Nose goes or the nose game, also uncommonly called the "rule of nose goes", is a selection method most commonly used when deciding which of several persons is assigned an unwanted task.

==Rules==
The process may have different rules depending on the area, but the general rules are that as soon as one person puts their index finger on their nose to signal that "Nose Goes" is being used to resolve a decision, every other member of the group is prompted to touch their nose. The last person to put their finger on their nose gets assigned the task. If the rest of the group refuses to touch their noses, the person who initiated the Nose Goes process is assigned the task.

In some versions of the game, the starting player must shout "No nose goes", "Not it", or "Nose goes!" to begin the game; however, in other versions, no announcement is necessary and the last person to notice the game may end up having to perform the task.

==Variations==
Nose goes does not have to be initiated by an individual of an unwanted task or bill. The last person to realize Nose goes has begun and places their finger on their nose is stuck with the task or bill.

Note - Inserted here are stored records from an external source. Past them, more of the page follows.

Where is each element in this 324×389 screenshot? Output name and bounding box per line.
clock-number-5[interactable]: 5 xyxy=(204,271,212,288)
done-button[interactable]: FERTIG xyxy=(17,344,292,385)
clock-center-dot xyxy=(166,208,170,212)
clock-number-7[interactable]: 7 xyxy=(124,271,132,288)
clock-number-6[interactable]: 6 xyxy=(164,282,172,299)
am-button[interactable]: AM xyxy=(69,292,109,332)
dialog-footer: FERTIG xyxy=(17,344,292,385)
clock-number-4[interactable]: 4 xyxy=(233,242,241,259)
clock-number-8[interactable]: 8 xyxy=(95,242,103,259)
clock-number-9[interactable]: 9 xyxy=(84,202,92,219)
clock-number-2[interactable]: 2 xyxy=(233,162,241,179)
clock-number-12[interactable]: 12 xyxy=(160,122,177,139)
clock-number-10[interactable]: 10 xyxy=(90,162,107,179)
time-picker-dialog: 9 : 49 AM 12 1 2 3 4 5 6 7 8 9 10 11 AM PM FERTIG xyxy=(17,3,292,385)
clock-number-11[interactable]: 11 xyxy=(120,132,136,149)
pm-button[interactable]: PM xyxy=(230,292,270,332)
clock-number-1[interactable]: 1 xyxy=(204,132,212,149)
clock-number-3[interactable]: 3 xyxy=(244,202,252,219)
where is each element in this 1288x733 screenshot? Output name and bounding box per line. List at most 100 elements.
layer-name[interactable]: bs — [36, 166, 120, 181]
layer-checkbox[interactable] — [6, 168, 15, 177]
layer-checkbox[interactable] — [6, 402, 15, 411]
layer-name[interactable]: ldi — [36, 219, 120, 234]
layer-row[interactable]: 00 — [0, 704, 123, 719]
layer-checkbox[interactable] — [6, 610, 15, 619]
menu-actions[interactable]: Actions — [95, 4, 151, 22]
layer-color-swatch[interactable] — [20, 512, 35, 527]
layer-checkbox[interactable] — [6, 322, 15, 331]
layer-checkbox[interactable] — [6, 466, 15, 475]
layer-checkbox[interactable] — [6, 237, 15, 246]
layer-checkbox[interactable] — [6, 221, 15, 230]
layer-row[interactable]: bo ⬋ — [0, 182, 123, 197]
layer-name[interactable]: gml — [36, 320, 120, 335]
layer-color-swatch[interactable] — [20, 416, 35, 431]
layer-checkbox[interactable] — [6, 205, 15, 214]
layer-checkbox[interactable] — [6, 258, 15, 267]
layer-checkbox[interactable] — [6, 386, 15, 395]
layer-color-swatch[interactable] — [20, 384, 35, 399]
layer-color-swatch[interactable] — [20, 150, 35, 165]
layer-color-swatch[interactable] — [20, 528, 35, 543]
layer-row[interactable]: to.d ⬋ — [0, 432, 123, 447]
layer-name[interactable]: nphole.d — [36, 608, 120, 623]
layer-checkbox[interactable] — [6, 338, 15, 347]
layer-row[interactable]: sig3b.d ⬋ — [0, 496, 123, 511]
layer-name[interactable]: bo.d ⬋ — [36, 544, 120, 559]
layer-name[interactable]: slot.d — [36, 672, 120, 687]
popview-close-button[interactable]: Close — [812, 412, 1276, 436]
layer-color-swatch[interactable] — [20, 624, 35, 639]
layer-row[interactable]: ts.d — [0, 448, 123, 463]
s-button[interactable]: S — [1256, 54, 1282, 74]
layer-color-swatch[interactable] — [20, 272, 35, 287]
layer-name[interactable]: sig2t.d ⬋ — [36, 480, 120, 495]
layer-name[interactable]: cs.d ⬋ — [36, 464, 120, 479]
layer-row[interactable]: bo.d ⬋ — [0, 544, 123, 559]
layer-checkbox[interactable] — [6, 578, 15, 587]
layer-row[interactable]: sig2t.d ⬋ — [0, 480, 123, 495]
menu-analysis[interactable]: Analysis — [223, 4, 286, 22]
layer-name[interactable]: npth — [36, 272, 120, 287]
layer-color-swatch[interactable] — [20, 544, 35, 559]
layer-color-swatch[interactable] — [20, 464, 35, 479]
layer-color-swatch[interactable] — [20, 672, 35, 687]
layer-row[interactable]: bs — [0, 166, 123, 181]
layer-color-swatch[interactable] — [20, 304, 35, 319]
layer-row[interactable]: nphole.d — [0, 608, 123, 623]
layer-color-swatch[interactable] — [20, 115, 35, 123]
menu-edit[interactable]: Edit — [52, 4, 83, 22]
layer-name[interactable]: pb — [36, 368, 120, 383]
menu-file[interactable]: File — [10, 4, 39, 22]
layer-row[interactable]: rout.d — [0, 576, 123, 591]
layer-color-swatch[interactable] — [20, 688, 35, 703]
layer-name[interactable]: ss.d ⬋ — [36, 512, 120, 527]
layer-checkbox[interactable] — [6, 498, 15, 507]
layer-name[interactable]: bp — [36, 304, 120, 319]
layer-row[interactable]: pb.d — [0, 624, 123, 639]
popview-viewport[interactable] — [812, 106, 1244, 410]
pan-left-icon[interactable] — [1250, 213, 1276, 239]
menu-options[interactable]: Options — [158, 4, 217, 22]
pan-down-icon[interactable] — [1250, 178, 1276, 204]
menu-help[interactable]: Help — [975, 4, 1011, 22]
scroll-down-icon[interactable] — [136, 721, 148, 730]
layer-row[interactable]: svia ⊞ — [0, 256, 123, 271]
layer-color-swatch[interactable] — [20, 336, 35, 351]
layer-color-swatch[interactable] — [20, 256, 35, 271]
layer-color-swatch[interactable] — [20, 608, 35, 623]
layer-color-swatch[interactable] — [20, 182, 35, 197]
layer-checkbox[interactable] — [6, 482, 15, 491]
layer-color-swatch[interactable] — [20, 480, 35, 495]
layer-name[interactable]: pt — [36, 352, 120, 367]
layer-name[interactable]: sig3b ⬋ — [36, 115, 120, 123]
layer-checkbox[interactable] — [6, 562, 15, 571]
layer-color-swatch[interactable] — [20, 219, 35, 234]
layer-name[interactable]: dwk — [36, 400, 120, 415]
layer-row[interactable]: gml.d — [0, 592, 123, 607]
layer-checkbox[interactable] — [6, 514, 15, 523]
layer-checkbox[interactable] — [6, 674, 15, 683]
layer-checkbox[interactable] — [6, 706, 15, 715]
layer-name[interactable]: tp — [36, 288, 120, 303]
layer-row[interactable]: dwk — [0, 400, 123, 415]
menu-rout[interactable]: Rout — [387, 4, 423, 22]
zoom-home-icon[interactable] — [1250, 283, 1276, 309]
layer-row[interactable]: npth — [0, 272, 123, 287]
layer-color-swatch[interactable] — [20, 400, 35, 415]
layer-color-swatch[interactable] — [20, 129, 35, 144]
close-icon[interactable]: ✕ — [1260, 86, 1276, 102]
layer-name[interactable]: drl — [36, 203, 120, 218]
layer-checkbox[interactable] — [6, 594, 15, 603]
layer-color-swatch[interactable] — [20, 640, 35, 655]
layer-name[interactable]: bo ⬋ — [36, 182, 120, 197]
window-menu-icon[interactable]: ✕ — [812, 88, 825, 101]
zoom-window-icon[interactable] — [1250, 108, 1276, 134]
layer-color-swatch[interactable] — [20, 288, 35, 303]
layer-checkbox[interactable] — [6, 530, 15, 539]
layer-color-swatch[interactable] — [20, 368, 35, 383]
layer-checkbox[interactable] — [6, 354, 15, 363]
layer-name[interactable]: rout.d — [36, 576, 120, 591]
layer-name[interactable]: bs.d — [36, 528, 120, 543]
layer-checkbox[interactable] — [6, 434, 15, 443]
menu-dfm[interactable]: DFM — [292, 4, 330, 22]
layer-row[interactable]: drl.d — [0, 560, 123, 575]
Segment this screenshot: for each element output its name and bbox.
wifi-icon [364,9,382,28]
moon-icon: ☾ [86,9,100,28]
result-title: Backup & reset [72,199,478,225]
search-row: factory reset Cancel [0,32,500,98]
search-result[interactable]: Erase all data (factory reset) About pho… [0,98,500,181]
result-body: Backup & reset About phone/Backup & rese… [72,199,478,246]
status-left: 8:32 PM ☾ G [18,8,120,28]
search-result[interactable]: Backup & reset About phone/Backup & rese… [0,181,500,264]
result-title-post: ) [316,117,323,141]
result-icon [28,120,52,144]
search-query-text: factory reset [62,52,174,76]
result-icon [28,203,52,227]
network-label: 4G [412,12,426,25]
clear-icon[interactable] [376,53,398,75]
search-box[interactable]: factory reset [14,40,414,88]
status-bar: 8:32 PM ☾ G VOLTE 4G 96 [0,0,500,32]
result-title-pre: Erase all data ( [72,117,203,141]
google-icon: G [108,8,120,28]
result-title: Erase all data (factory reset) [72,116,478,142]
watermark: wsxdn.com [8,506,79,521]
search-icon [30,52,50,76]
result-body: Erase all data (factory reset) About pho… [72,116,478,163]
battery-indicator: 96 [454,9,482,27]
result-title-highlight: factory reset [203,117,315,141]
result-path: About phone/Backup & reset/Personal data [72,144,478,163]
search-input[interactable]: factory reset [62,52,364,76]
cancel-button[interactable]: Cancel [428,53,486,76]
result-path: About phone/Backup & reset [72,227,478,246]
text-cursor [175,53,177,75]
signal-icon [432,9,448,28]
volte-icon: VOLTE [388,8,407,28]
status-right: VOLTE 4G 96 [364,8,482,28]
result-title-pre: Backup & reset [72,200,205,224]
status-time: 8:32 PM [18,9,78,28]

A slightly different version of this game is frequently played in the Netherlands, mostly in student circles. The basics are the same, except instead of touching their nose, participants must make a dakje (Dutch; "roof") above their head by placing the tips of their fingers together and making an upside-down V ("Λ"). The game is usually started out by one person who acknowledges a task that needs to be done, and calls out zonder ("without") followed by the task. People who make the "roof" are exempt from having to do the task, and so the last person to make the roof is the one who has to do it.

A similar process in Australia and New Zealand involves participants saying "bags not!" and placing a thumb on their forehead.

The process is similar to the game "Get Down, Mr. President", where the last person in a group to touch their ear is tackled to the ground by the other players.